Seria cansativa, caso não fossem as idas e vindas, lançando-me à sensação de
quem flutua. A estrada retira a capa de asfalto e retoma a terra batida da
minha infância. O cheiro ocre de abatedouros de aves cede lugar ao hálito dos
eucaliptos. Vejo os formandos do Ginásio. Param os carros e pedem algum
dinheiro para a formatura. Que nada! Com o dinheiro querem conhecer o mar.

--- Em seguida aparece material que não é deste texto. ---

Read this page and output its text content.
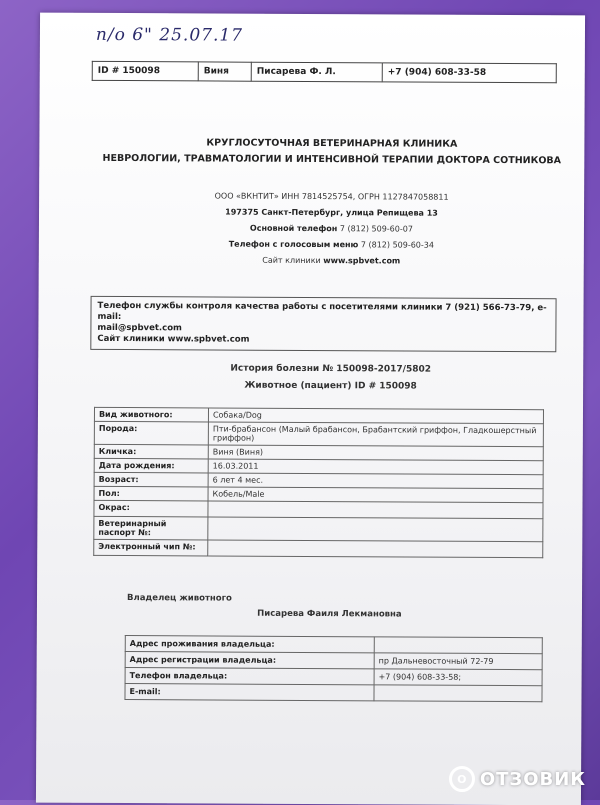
п/о 6" 25.07.17
ID # 150098	Виня	Писарева Ф. Л.	+7 (904) 608-33-58
КРУГЛОСУТОЧНАЯ ВЕТЕРИНАРНАЯ КЛИНИКА
НЕВРОЛОГИИ, ТРАВМАТОЛОГИИ И ИНТЕНСИВНОЙ ТЕРАПИИ ДОКТОРА СОТНИКОВА
ООО «ВКНТИТ» ИНН 7814525754, ОГРН 1127847058811
197375 Санкт-Петербург, улица Репищева 13
Основной телефон 7 (812) 509-60-07
Телефон с голосовым меню 7 (812) 509-60-34
Сайт клиники www.spbvet.com
Телефон службы контроля качества работы с посетителями клиники 7 (921) 566-73-79, e-mail:
mail@spbvet.com
Сайт клиники www.spbvet.com
История болезни № 150098-2017/5802
Животное (пациент) ID # 150098
Вид животного:	Собака/Dog
Порода:	Пти-брабансон (Малый брабансон, Брабантский гриффон, Гладкошерстный гриффон)
Кличка:	Виня (Виня)
Дата рождения:	16.03.2011
Возраст:	6 лет 4 мес.
Пол:	Кобель/Male
Окрас:	
Ветеринарный паспорт №:	
Электронный чип №:	
Владелец животного
Писарева Фаиля Лекмановна
Адрес проживания владельца:	
Адрес регистрации владельца:	пр Дальневосточный 72-79
Телефон владельца:	+7 (904) 608-33-58;
E-mail:	
О ОТЗОВИК
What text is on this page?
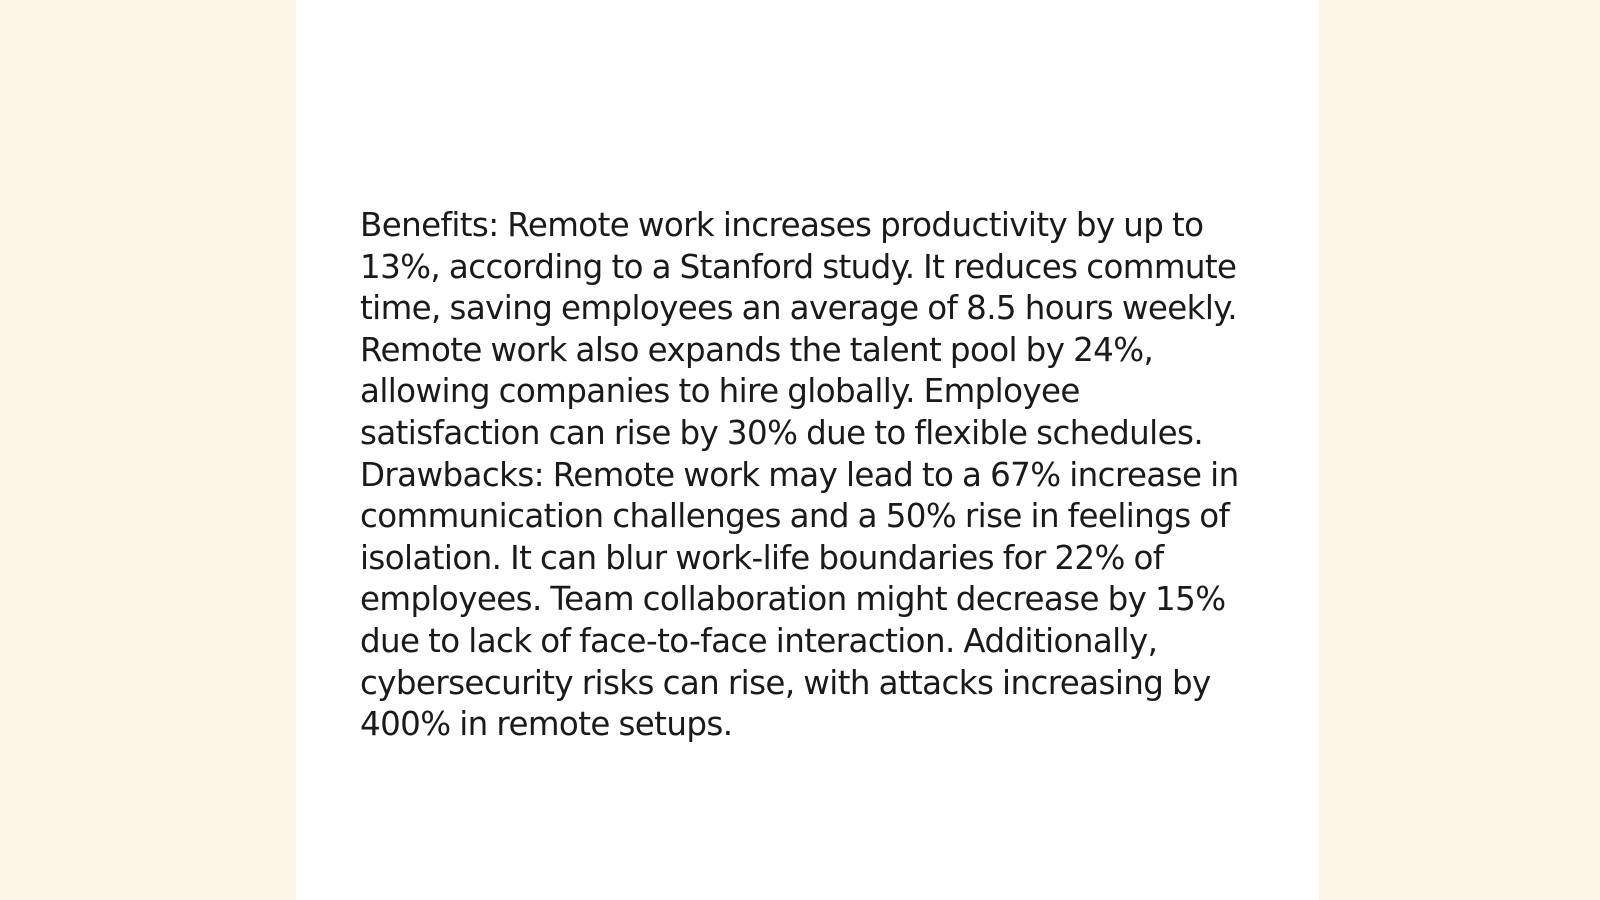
Benefits: Remote work increases productivity by up to 13%, according to a Stanford study. It reduces commute time, saving employees an average of 8.5 hours weekly. Remote work also expands the talent pool by 24%, allowing companies to hire globally. Employee satisfaction can rise by 30% due to flexible schedules.

Drawbacks: Remote work may lead to a 67% increase in communication challenges and a 50% rise in feelings of isolation. It can blur work-life boundaries for 22% of employees. Team collaboration might decrease by 15% due to lack of face-to-face interaction. Additionally, cybersecurity risks can rise, with attacks increasing by 400% in remote setups.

Caminhões de algodão na dobra da curva. As pessoas amontoam-se e apostam.–
Quantas sacas cairão? A curva me diz.– Você está na cidade em que nasceu. Subo
uma quadra e encontro o canto de uma praça. Percorro-a povoada de bancos
fantasmas, que trazem nomes grafados que não mais existem. Roseiras espalhadas
pelo grande jardim. Praça que não era praça, mas o Jardim. Um senhor imenso
passeia por entre as flores.– Não pisem na grama! Não, não piso e vejo o
pórtico da igreja. Entro. À minha esquerda, descansa a imagem do Senhor Morto.

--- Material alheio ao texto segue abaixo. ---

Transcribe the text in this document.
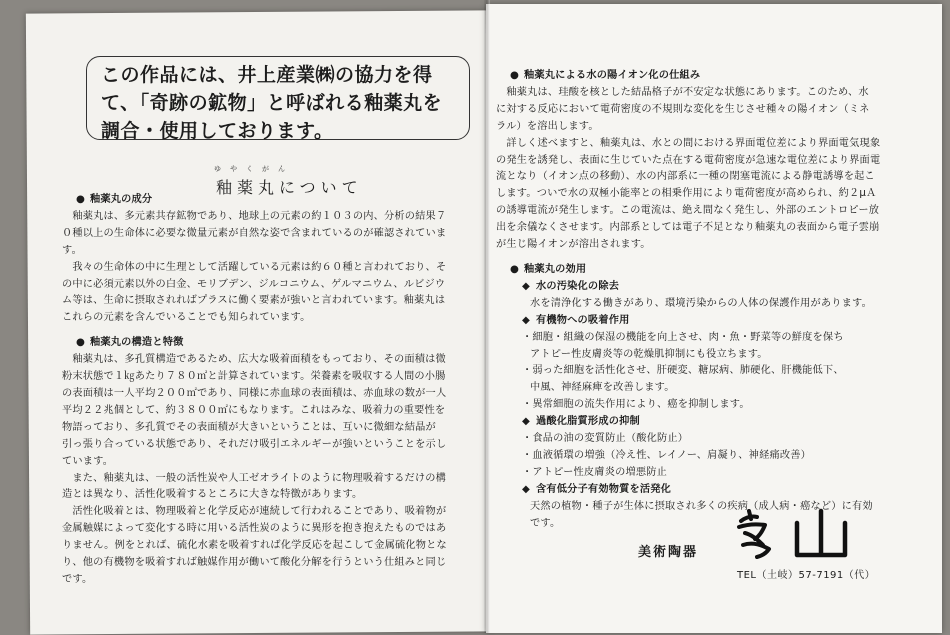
この作品には、井上産業㈱の協力を得
て、「奇跡の鉱物」と呼ばれる釉薬丸を
調合・使用しております。
ゆやくがん
釉薬丸について

● 釉薬丸の成分

　釉薬丸は、多元素共存鉱物であり、地球上の元素の約１０３の内、分析の結果７

０種以上の生命体に必要な微量元素が自然な姿で含まれているのが確認されていま

す。

　我々の生命体の中に生理として活躍している元素は約６０種と言われており、そ

の中に必須元素以外の白金、モリブデン、ジルコニウム、ゲルマニウム、ルビジウ

ム等は、生命に摂取されればプラスに働く要素が強いと言われています。釉薬丸は

これらの元素を含んでいることでも知られています。

● 釉薬丸の構造と特徴

　釉薬丸は、多孔質構造であるため、広大な吸着面積をもっており、その面積は微

粉末状態で１㎏あたり７８０㎡と計算されています。栄養素を吸収する人間の小腸

の表面積は一人平均２００㎡であり、同様に赤血球の表面積は、赤血球の数が一人

平均２２兆個として、約３８００㎡にもなります。これはみな、吸着力の重要性を

物語っており、多孔質でその表面積が大きいということは、互いに微細な結晶が

引っ張り合っている状態であり、それだけ吸引エネルギーが強いということを示し

ています。

　また、釉薬丸は、一般の活性炭や人工ゼオライトのように物理吸着するだけの構

造とは異なり、活性化吸着するところに大きな特徴があります。

　活性化吸着とは、物理吸着と化学反応が連続して行われることであり、吸着物が

金属触媒によって変化する時に用いる活性炭のように異形を抱き抱えたものではあ

りません。例をとれば、硫化水素を吸着すれば化学反応を起こして金属硫化物とな

り、他の有機物を吸着すれば触媒作用が働いて酸化分解を行うという仕組みと同じ

です。

● 釉薬丸による水の陽イオン化の仕組み

　釉薬丸は、珪酸を核とした結晶格子が不安定な状態にあります。このため、水

に対する反応において電荷密度の不規則な変化を生じさせ種々の陽イオン（ミネ

ラル）を溶出します。

　詳しく述べますと、釉薬丸は、水との間における界面電位差により界面電気現象

の発生を誘発し、表面に生じていた点在する電荷密度が急速な電位差により界面電

流となり（イオン点の移動）、水の内部系に一種の閉塞電流による静電誘導を起こ

します。ついで水の双極小能率との相乗作用により電荷密度が高められ、約２μＡ

の誘導電流が発生します。この電流は、絶え間なく発生し、外部のエントロピー放

出を余儀なくさせます。内部系としては電子不足となり釉薬丸の表面から電子雲崩

が生じ陽イオンが溶出されます。

● 釉薬丸の効用

◆ 水の汚染化の除去

水を清浄化する働きがあり、環境汚染からの人体の保護作用があります。

◆ 有機物への吸着作用

・細胞・組織の保湿の機能を向上させ、肉・魚・野菜等の鮮度を保ち

アトピー性皮膚炎等の乾燥肌抑制にも役立ちます。

・弱った細胞を活性化させ、肝硬変、糖尿病、肺硬化、肝機能低下、

中風、神経麻痺を改善します。

・異常細胞の流失作用により、癌を抑制します。

◆ 過酸化脂質形成の抑制

・食品の油の変質防止（酸化防止）

・血液循環の増強（冷え性、レイノー、肩凝り、神経痛改善）

・アトピー性皮膚炎の増悪防止

◆ 含有低分子有効物質を活発化

天然の植物・種子が生体に摂取され多くの疾病（成人病・癌など）に有効

です。

美術陶器
窯山
TEL（土岐）57-7191（代）
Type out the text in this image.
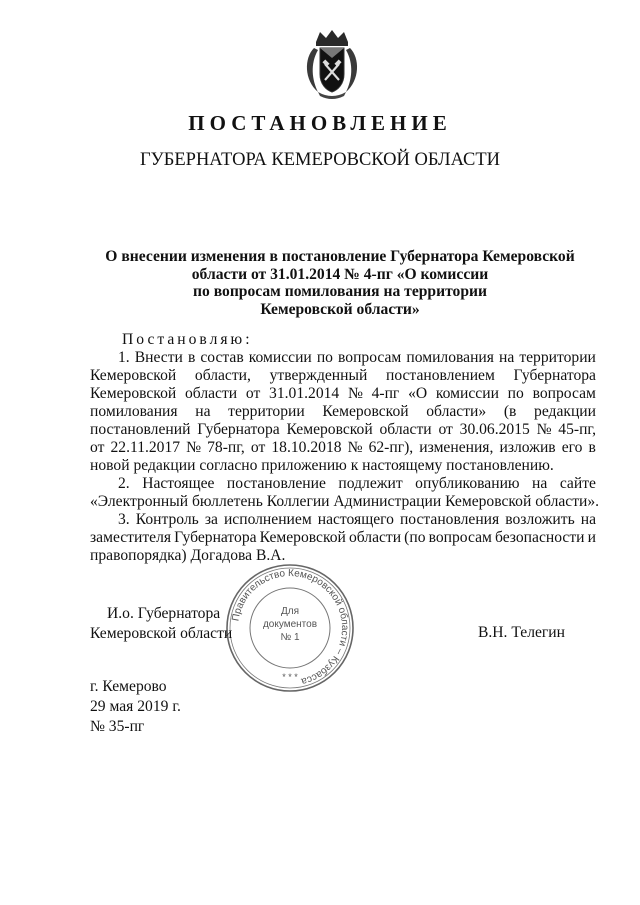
ПОСТАНОВЛЕНИЕ
ГУБЕРНАТОРА КЕМЕРОВСКОЙ ОБЛАСТИ
О внесении изменения в постановление Губернатора Кемеровской
области от 31.01.2014 № 4-пг «О комиссии
по вопросам помилования на территории
Кемеровской области»
Постановляю:
1. Внести в состав комиссии по вопросам помилования на территории
Кемеровской области, утвержденный постановлением Губернатора
Кемеровской области от 31.01.2014 № 4-пг «О комиссии по вопросам
помилования на территории Кемеровской области» (в редакции
постановлений Губернатора Кемеровской области от 30.06.2015 № 45-пг,
от 22.11.2017 № 78-пг, от 18.10.2018 № 62-пг), изменения, изложив его в
новой редакции согласно приложению к настоящему постановлению.
2. Настоящее постановление подлежит опубликованию на сайте
«Электронный бюллетень Коллегии Администрации Кемеровской области».
3. Контроль за исполнением настоящего постановления возложить на
заместителя Губернатора Кемеровской области (по вопросам безопасности и
правопорядка) Догадова В.А.
Правительство Кемеровской области – Кузбасса
Для
документов
№ 1
* * *
И.о. Губернатора
Кемеровской области	В.Н. Телегин
г. Кемерово
29 мая 2019 г.
№ 35-пг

Sombras aparecem, beijam Suas chagas e ali depositam oferendas: velas, flores e
um pacote de Chiclets Adams. Súbito, uma legião de andorinhas sobrevoa-me e
transforma o teto da nave em céu anil e nuvens de barriguinhas brancas. Ao
descer o olhar e ao lançá-lo na direção do altar, deparo-me com meninos em
túnicas vermelhas, com sobrepeliz branca. Haveriam de conquistar a torre da
igreja e atingir o símbolo mais precioso: o sino. Quem poderia badalá-lo às
13h? Antes, porém, escalar a escada que se finda no coro com aquelas paredes
com tijolos à vista, sem reboco. Nos interstícios dos caibros da construção,
ninhos de pombos e a revoada desgovernada daqueles querubins. Ainda assim era
preciso chegar ao sino. Ainda assim necessário pendurar-se na corda e... ir e
vir... ir e vir, para ter a sensação de voar e alcançar as trombetas dos anjos.
Ganhava-se a fúria do padre ao descobrir de qual coroinha partira a ideia de
tocar o sino fora de hora e quem nutria a fome incomensurável por hóstias. Por
aquelas hóstias guardadas em uma caixinha marrom em um dos armários da
sacristia. Todavia, vinho nunca provei. Saio da igreja, dou de frente com o
prédio da prefeitura. Viro-me para a esquerda e sigo uma, duas e no início da
terceira quadra, entro na casa da esquina. O quarto, maior do mundo, cabe o
Maracanã, Morumbi, Fonte Nova, Beira-Rio. Jogo bola. Enfio-me embaixo da cama,
duelo com Durango Kid e viajo em naves de travesseiros para audaciosamente ir
para uma jornada nas estrelas, perdido na vastidão do espaço. A sala abriga tevê
preto-e-branco, coberta com papel celofane multicolorido. Sofá cor de vinho. Nada,
nada se compara à copa com a mesa de fórmica vermelha e à cozinha e da cozinha
ao quintal em que misturo perfumes de mamãe e assim descubro a essência mágica
que existe na memória.– Filho! – escuto. Respondo silencioso, pois esta fala
presa no presente não ecoa no passado. Então busco espelhos em todos os
cômodos. Não me vejo. Os reflexos são de vários que transitaram por aquela
casa. Vários encarcerados em um só, que se caça nos labirintos da memória. O
espelho apenas testemunha garatujas.